Anniversary Exhibition Free 90 | HAM

Painting teacher Pauliina Turakka Purhonen encourages her students to remember that there is always another maker, another viewer nearby—someone whose work can offer insight and clarity when self-doubt or creative blindness strikes.
“The most important thing was learning that there’s a way out of a dead end. During my final year and immediately after, my painting reached an increasingly tight impasse. But then I found an unexpected way out—through colourful, hand-sewn sculptures.”
“I want to teach them that there is always someone nearby—another artist, another observer—whose work might help you see things differently when you’re stuck or uncertain. That someone might be sitting in the same classroom, or they might be speaking across centuries through a work that happens to reach you at just the right time.”

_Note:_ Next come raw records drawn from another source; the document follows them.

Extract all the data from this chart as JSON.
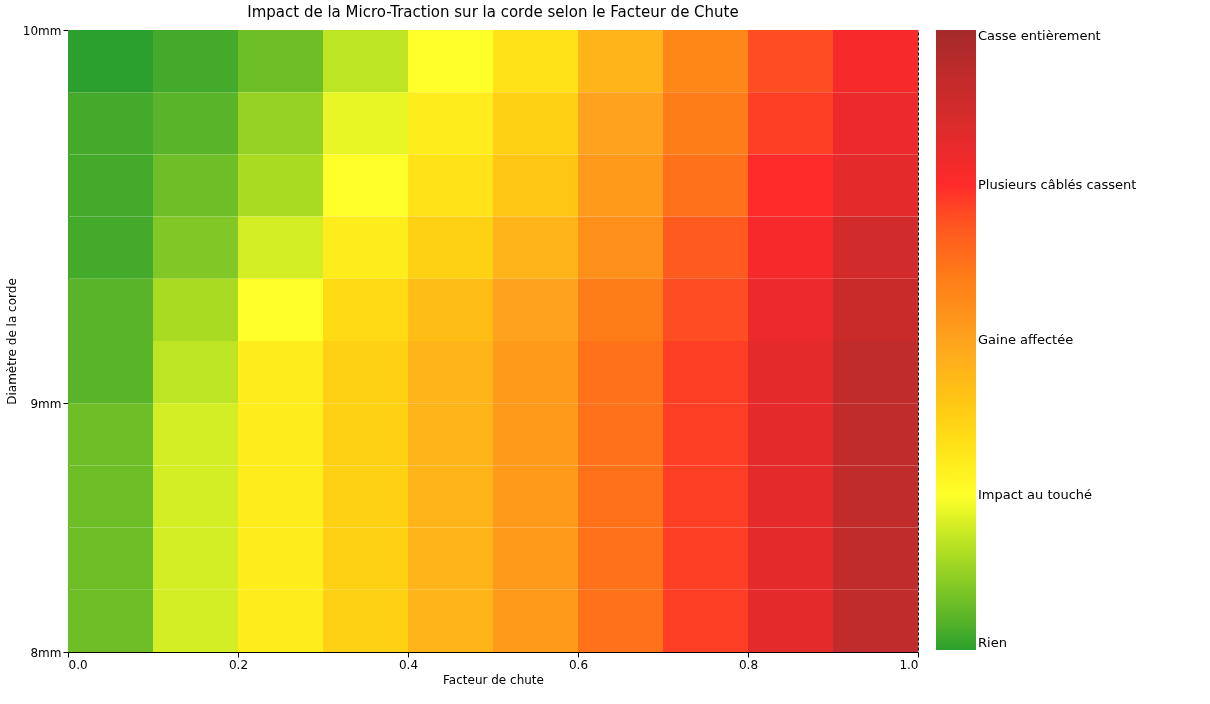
{
  "chart_data": {
    "type": "heatmap",
    "title": "Impact de la Micro-Traction sur la corde selon le Facteur de Chute",
    "xlabel": "Facteur de chute",
    "ylabel": "Diamètre de la corde",
    "x": [
      0.05,
      0.15,
      0.25,
      0.35,
      0.45,
      0.55,
      0.65,
      0.75,
      0.85,
      0.95
    ],
    "y": [
      9.9,
      9.7,
      9.5,
      9.3,
      9.1,
      8.9,
      8.7,
      8.5,
      8.3,
      8.1
    ],
    "cells": [
      [
        0.0,
        0.1,
        0.3,
        0.7,
        1.0,
        1.3,
        1.8,
        2.3,
        2.8,
        3.1
      ],
      [
        0.1,
        0.2,
        0.5,
        0.9,
        1.2,
        1.5,
        2.0,
        2.4,
        2.9,
        3.2
      ],
      [
        0.1,
        0.3,
        0.6,
        1.0,
        1.3,
        1.6,
        2.1,
        2.5,
        3.0,
        3.3
      ],
      [
        0.1,
        0.4,
        0.8,
        1.2,
        1.5,
        1.8,
        2.2,
        2.7,
        3.1,
        3.5
      ],
      [
        0.2,
        0.6,
        1.0,
        1.4,
        1.7,
        2.0,
        2.4,
        2.8,
        3.2,
        3.6
      ],
      [
        0.2,
        0.7,
        1.2,
        1.5,
        1.8,
        2.1,
        2.5,
        2.9,
        3.3,
        3.7
      ],
      [
        0.3,
        0.8,
        1.2,
        1.5,
        1.8,
        2.1,
        2.5,
        2.9,
        3.3,
        3.7
      ],
      [
        0.3,
        0.8,
        1.2,
        1.5,
        1.8,
        2.1,
        2.5,
        2.9,
        3.3,
        3.7
      ],
      [
        0.3,
        0.8,
        1.2,
        1.5,
        1.8,
        2.1,
        2.5,
        2.9,
        3.3,
        3.7
      ],
      [
        0.3,
        0.8,
        1.2,
        1.5,
        1.8,
        2.1,
        2.5,
        2.9,
        3.3,
        3.7
      ]
    ],
    "xlim": [
      0,
      1
    ],
    "xticks": [
      {
        "value": 0,
        "label": "0.0"
      },
      0.2,
      0.4,
      0.6,
      0.8,
      {
        "value": 1,
        "label": "1.0"
      }
    ],
    "ylim": [
      8,
      10
    ],
    "yticks": [
      {
        "value": 8,
        "label": "8mm"
      },
      {
        "value": 8.8,
        "label": "9mm"
      },
      {
        "value": 10,
        "label": "10mm"
      }
    ],
    "clim": [
      0,
      4
    ],
    "cticks": [
      {
        "value": 0,
        "label": "Rien"
      },
      {
        "value": 1,
        "label": "Impact au touché"
      },
      {
        "value": 2,
        "label": "Gaine affectée"
      },
      {
        "value": 3,
        "label": "Plusieurs câblés cassent"
      },
      {
        "value": 4,
        "label": "Casse entièrement"
      }
    ],
    "grid": "x"
  }
}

“The best thing about painting is how thoughts, problems, solutions, and emotions—everything—can open up on a (usually) flat surface, all visible at once. And the image remains; you can always return to it.
As a painter, that’s also quite intimidating. You ask yourself why you’d put yourself through the ordeal of flaying yourself alive, when sculpture could offer more ways to hide. I suppose it’s the thrill of the process—and the fact that you can’t hide from yourself while painting—that keeps pulling me back.”
“I would have loved to be a student of Rogier van der Weyden for a while.”
“The Free Art School is small—everyone knows each other. It’s important to learn painting among people you know and trust.”